FCA chiede alla politica una sponda per far decollare l’auto elettrica. Il messaggio è partito oggi alla volta dei Palazzi di Roma dallo stabilimento di Pomigliano, dove si festeggiano oggi i 40 anni della Panda.

“Noi stiamo facendo la nostra parte e non soltanto con gli investimenti sulle produzioni e sulla formazione delle persone, ma anche con partnership e servizi in grado di accompagnare i nostri clienti”, spiega in particolare il responsabile Regione Emea del Gruppo, Pietro Gorlier, sottolineando però che “per sostenere il drastico aumento del numero di auto elettriche o ibride servono politiche pubbliche che ne accompagnino l'introduzione sul mercato”.

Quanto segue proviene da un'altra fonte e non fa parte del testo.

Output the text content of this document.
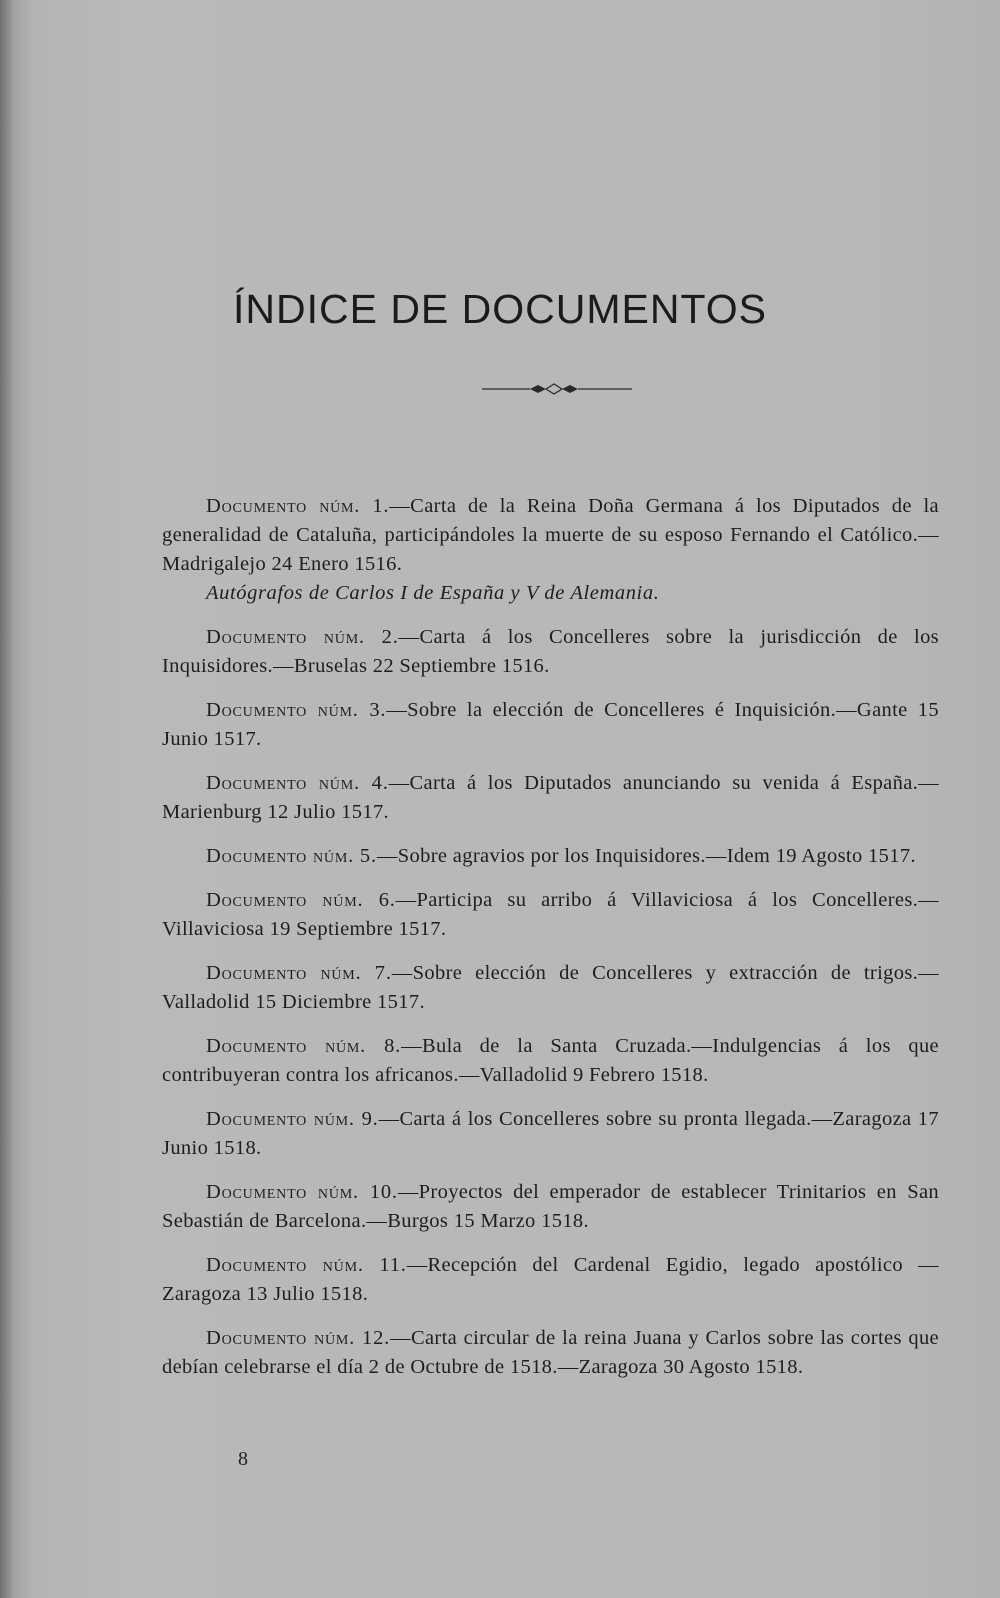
ÍNDICE DE DOCUMENTOS

Documento núm. 1.—Carta de la Reina Doña Germana á los Diputados de la generalidad de Cataluña, participándoles la muerte de su esposo Fernando el Católico.—Madrigalejo 24 Enero 1516.
Autógrafos de Carlos I de España y V de Alemania.

Documento núm. 2.—Carta á los Concelleres sobre la jurisdicción de los Inquisidores.—Bruselas 22 Septiembre 1516.

Documento núm. 3.—Sobre la elección de Concelleres é Inquisición.—Gante 15 Junio 1517.

Documento núm. 4.—Carta á los Diputados anunciando su venida á España.—Marienburg 12 Julio 1517.

Documento núm. 5.—Sobre agravios por los Inquisidores.—Idem 19 Agosto 1517.

Documento núm. 6.—Participa su arribo á Villaviciosa á los Concelleres.—Villaviciosa 19 Septiembre 1517.

Documento núm. 7.—Sobre elección de Concelleres y extracción de trigos.—Valladolid 15 Diciembre 1517.

Documento núm. 8.—Bula de la Santa Cruzada.—Indulgencias á los que contribuyeran contra los africanos.—Valladolid 9 Febrero 1518.

Documento núm. 9.—Carta á los Concelleres sobre su pronta llegada.—Zaragoza 17 Junio 1518.

Documento núm. 10.—Proyectos del emperador de establecer Trinitarios en San Sebastián de Barcelona.—Burgos 15 Marzo 1518.

Documento núm. 11.—Recepción del Cardenal Egidio, legado apostólico —Zaragoza 13 Julio 1518.

Documento núm. 12.—Carta circular de la reina Juana y Carlos sobre las cortes que debían celebrarse el día 2 de Octubre de 1518.—Zaragoza 30 Agosto 1518.

8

Incentivi e infrastrutture

Secondo il manager, queste politiche pubbliche dovrebbero agire “su due leve”. Da un lato uno lo stimolo al mercato, “sostenendo la rottamazione dei veicoli ante Euro 4 per sollecitare il rinnovo del parco circolante” e “riducendo i costi di ricarica pubblica o privata, in modo da rendere competitivo il costo totale di possesso del veicolo elettrico”. E, dall’altro, una spinta alla diffusione dell’infrastruttura di ricarica, con misure quali “la semplificazione delle procedure esistenti per l'installazione” e “l'istituzione di uno Sportello Unico Nazionale a questo scopo o strumenti di detrazione fiscale”.

Team dedicati alla eMobility

“La nostra visione della eMobility continua a svilupparsi e a diventare sempre più articolata, con team dedicati che si occupano solo di queste attività”, rimarca Gorlier, ponendo l’accento anche sugli accordi in questo senso siglati negli ultimi anni con Enel X, Engie, Terna e Generali. Ma anche sull’impegno messo in campo per le infrastrutture di ricarica, con la previsione di oltre 12.000 colonnine presso siti produttivi, parcheggi dipendenti, concessionari e Leasys Mobility Store.